Segundo fonte familiarizada com o pensamento de Putin, é improvável que o Kremlin ofereça quaisquer concessões significativas quando os dois líderes falarem por telefone esta segunda-feira

Francisco Laranjeira
Maio 19, 2025
15:25

Vadimir Putin estaria determinado a prosseguir com sua guerra na Ucrânia, apesar dos esforços de Donald Trump para negociar um acordo de paz, revelou esta segunda-feira a revista ‘Newsweek’, embora os especialistas tenham alertado que os custos a longo prazo para a Rússia são sérios e crescentes.

O presidente russo tem pouco interesse em buscar um acordo de paz, convencido de que tem “mão forte” nas negociações e que os seus militares podem tomar o controlo total das quatro regiões anexadas da Ucrânia até ao final de 2025, noticiou a agência ‘Bloomberg’.

Segundo fonte familiarizada com o pensamento de Putin, é improvável que o Kremlin ofereça quaisquer concessões significativas quando os dois líderes falarem por telefone esta segunda-feira.

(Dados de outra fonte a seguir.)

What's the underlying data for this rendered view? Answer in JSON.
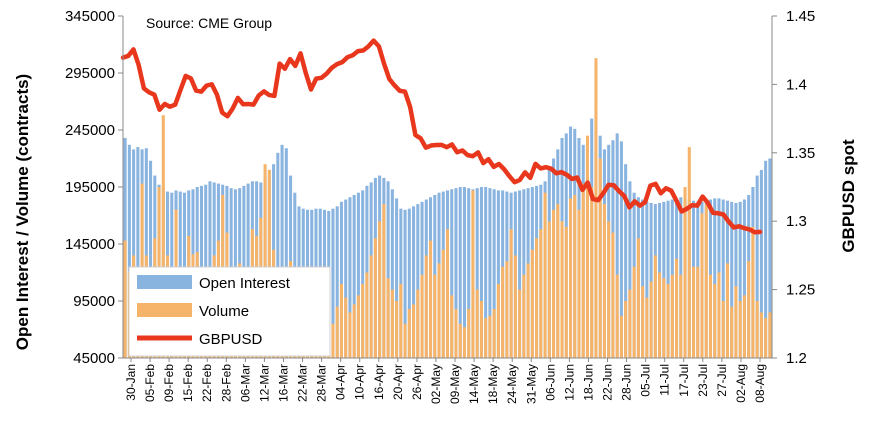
{
  "chart_data": {
    "type": "bar",
    "annotation": "Source: CME Group",
    "ylabel": "Open Interest / Volume (contracts)",
    "y2label": "GBPUSD spot",
    "ylim": [
      45000,
      345000
    ],
    "y2lim": [
      1.2,
      1.45
    ],
    "yticks": [
      "345000",
      "295000",
      "245000",
      "195000",
      "145000",
      "95000",
      "45000"
    ],
    "y2ticks": [
      "1.45",
      "1.4",
      "1.35",
      "1.3",
      "1.25",
      "1.2"
    ],
    "x_tick_labels": [
      "30-Jan",
      "05-Feb",
      "09-Feb",
      "15-Feb",
      "22-Feb",
      "28-Feb",
      "06-Mar",
      "12-Mar",
      "16-Mar",
      "22-Mar",
      "28-Mar",
      "04-Apr",
      "10-Apr",
      "16-Apr",
      "20-Apr",
      "26-Apr",
      "02-May",
      "09-May",
      "14-May",
      "18-May",
      "24-May",
      "31-May",
      "06-Jun",
      "12-Jun",
      "18-Jun",
      "22-Jun",
      "28-Jun",
      "05-Jul",
      "11-Jul",
      "17-Jul",
      "23-Jul",
      "27-Jul",
      "02-Aug",
      "08-Aug"
    ],
    "legend_position": "bottom-left",
    "grid": false,
    "series": [
      {
        "name": "Open Interest",
        "type": "bar",
        "color": "#8ab4e0",
        "values": [
          238000,
          232000,
          228000,
          230000,
          228000,
          229000,
          218000,
          205000,
          197000,
          195000,
          191000,
          190000,
          192000,
          191000,
          190000,
          192000,
          193000,
          195000,
          196000,
          197000,
          200000,
          199000,
          198000,
          197000,
          196000,
          194000,
          193000,
          194000,
          196000,
          198000,
          200000,
          200000,
          199000,
          205000,
          210000,
          215000,
          225000,
          232000,
          229000,
          205000,
          190000,
          178000,
          176000,
          175000,
          175000,
          176000,
          176000,
          175000,
          174000,
          176000,
          178000,
          182000,
          184000,
          186000,
          188000,
          190000,
          192000,
          196000,
          199000,
          203000,
          205000,
          203000,
          200000,
          193000,
          185000,
          176000,
          175000,
          176000,
          178000,
          180000,
          182000,
          184000,
          186000,
          188000,
          190000,
          191000,
          192000,
          193000,
          194000,
          195000,
          195000,
          194000,
          193000,
          194000,
          195000,
          195000,
          194000,
          193000,
          192000,
          192000,
          191000,
          190000,
          191000,
          192000,
          193000,
          194000,
          195000,
          196000,
          197000,
          200000,
          210000,
          220000,
          228000,
          238000,
          242000,
          248000,
          246000,
          238000,
          232000,
          235000,
          255000,
          268000,
          240000,
          228000,
          232000,
          236000,
          242000,
          235000,
          215000,
          200000,
          190000,
          186000,
          184000,
          182000,
          181000,
          180000,
          181000,
          182000,
          183000,
          184000,
          185000,
          186000,
          185000,
          184000,
          183000,
          182000,
          182000,
          183000,
          184000,
          185000,
          185000,
          184000,
          183000,
          182000,
          181000,
          182000,
          184000,
          188000,
          195000,
          205000,
          210000,
          218000,
          220000
        ]
      },
      {
        "name": "Volume",
        "type": "bar",
        "color": "#f5b46a",
        "values": [
          148000,
          120000,
          135000,
          105000,
          198000,
          135000,
          112000,
          150000,
          195000,
          258000,
          135000,
          125000,
          175000,
          118000,
          112000,
          152000,
          136000,
          138000,
          112000,
          118000,
          118000,
          135000,
          148000,
          188000,
          155000,
          125000,
          95000,
          128000,
          125000,
          118000,
          158000,
          152000,
          168000,
          215000,
          210000,
          140000,
          95000,
          80000,
          118000,
          130000,
          110000,
          72000,
          78000,
          85000,
          65000,
          72000,
          60000,
          62000,
          85000,
          75000,
          90000,
          110000,
          98000,
          85000,
          92000,
          100000,
          110000,
          120000,
          135000,
          150000,
          165000,
          180000,
          115000,
          105000,
          95000,
          110000,
          75000,
          88000,
          92000,
          105000,
          118000,
          135000,
          148000,
          118000,
          128000,
          140000,
          158000,
          100000,
          88000,
          75000,
          72000,
          88000,
          192000,
          105000,
          95000,
          80000,
          82000,
          88000,
          110000,
          125000,
          130000,
          158000,
          135000,
          105000,
          118000,
          128000,
          140000,
          150000,
          158000,
          190000,
          165000,
          175000,
          180000,
          165000,
          160000,
          185000,
          188000,
          175000,
          198000,
          240000,
          195000,
          308000,
          220000,
          180000,
          165000,
          155000,
          118000,
          82000,
          95000,
          105000,
          125000,
          150000,
          108000,
          98000,
          112000,
          135000,
          120000,
          115000,
          110000,
          118000,
          132000,
          118000,
          195000,
          230000,
          125000,
          125000,
          172000,
          180000,
          118000,
          110000,
          120000,
          95000,
          128000,
          90000,
          108000,
          95000,
          100000,
          130000,
          160000,
          95000,
          85000,
          80000,
          85000
        ]
      },
      {
        "name": "GBPUSD",
        "type": "line",
        "color": "#e8371c",
        "values": [
          1.4196,
          1.4208,
          1.4256,
          1.4142,
          1.3971,
          1.3942,
          1.3925,
          1.3815,
          1.3857,
          1.3837,
          1.3852,
          1.3958,
          1.4062,
          1.4044,
          1.3955,
          1.3947,
          1.3991,
          1.4001,
          1.3924,
          1.3794,
          1.3767,
          1.3823,
          1.3901,
          1.3855,
          1.3857,
          1.3852,
          1.3919,
          1.3949,
          1.3922,
          1.3916,
          1.4152,
          1.4114,
          1.4185,
          1.4135,
          1.4227,
          1.4084,
          1.3963,
          1.4042,
          1.4048,
          1.4079,
          1.4122,
          1.4148,
          1.4163,
          1.4199,
          1.4213,
          1.4243,
          1.4248,
          1.4278,
          1.432,
          1.4279,
          1.4151,
          1.404,
          1.3993,
          1.3953,
          1.3947,
          1.3834,
          1.363,
          1.3606,
          1.3538,
          1.3553,
          1.3557,
          1.3558,
          1.3541,
          1.3561,
          1.3504,
          1.3517,
          1.3483,
          1.3475,
          1.3503,
          1.3425,
          1.3453,
          1.3397,
          1.3418,
          1.338,
          1.3329,
          1.3285,
          1.3302,
          1.3357,
          1.3317,
          1.3419,
          1.3386,
          1.3395,
          1.3384,
          1.335,
          1.3359,
          1.3339,
          1.3309,
          1.3319,
          1.3229,
          1.3282,
          1.3162,
          1.3154,
          1.3206,
          1.3266,
          1.3263,
          1.322,
          1.3184,
          1.3101,
          1.3145,
          1.3114,
          1.3139,
          1.326,
          1.3273,
          1.3204,
          1.3241,
          1.3223,
          1.315,
          1.3071,
          1.3091,
          1.3117,
          1.3114,
          1.318,
          1.3134,
          1.3061,
          1.3058,
          1.3049,
          1.2997,
          1.2954,
          1.2963,
          1.2949,
          1.294,
          1.2919,
          1.2922
        ]
      }
    ]
  }
}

Embora Trump tenha dito que a Rússia “não tem cartas na manga” no conflito, uma fonte não identificada da Bloomberg revelou que Putin está confiante de que as suas forças podem assumir o controlo total de quatro regiões reivindicadas pela Rússia: as regiões ucranianas de Donetsk, Lugansk, Zaporizhia e Kherson.

A Rússia exigiu que a Ucrânia reconhecesse as regiões como russas para interromper o conflito, enquanto o presidente ucraniano Volodymyr Zelensky se recusou a ceder território à Rússia para pôr fim à guerra.

Para Mark Galeotti, membro associado sénior do Royal United Services Institute, a falta de urgência específica que Putin demonstra em relação às negociações e a sua recusa em aceitar um acordo “muito generoso” de Trump “sugerem que realmente acredita que pode continuar a lutar”.

Segundo a ‘Bloomberg’, há uma sensação crescente de que os esforços de Trump para mediar um cessar-fogo entre a Ucrânia e a Rússia estão a chegar a um ponto crítico. O presidente americano já ameaçou retirar-se dos esforços diplomáticos para acabar com a guerra, embora o aviso tenha tido pouco impacto até agora.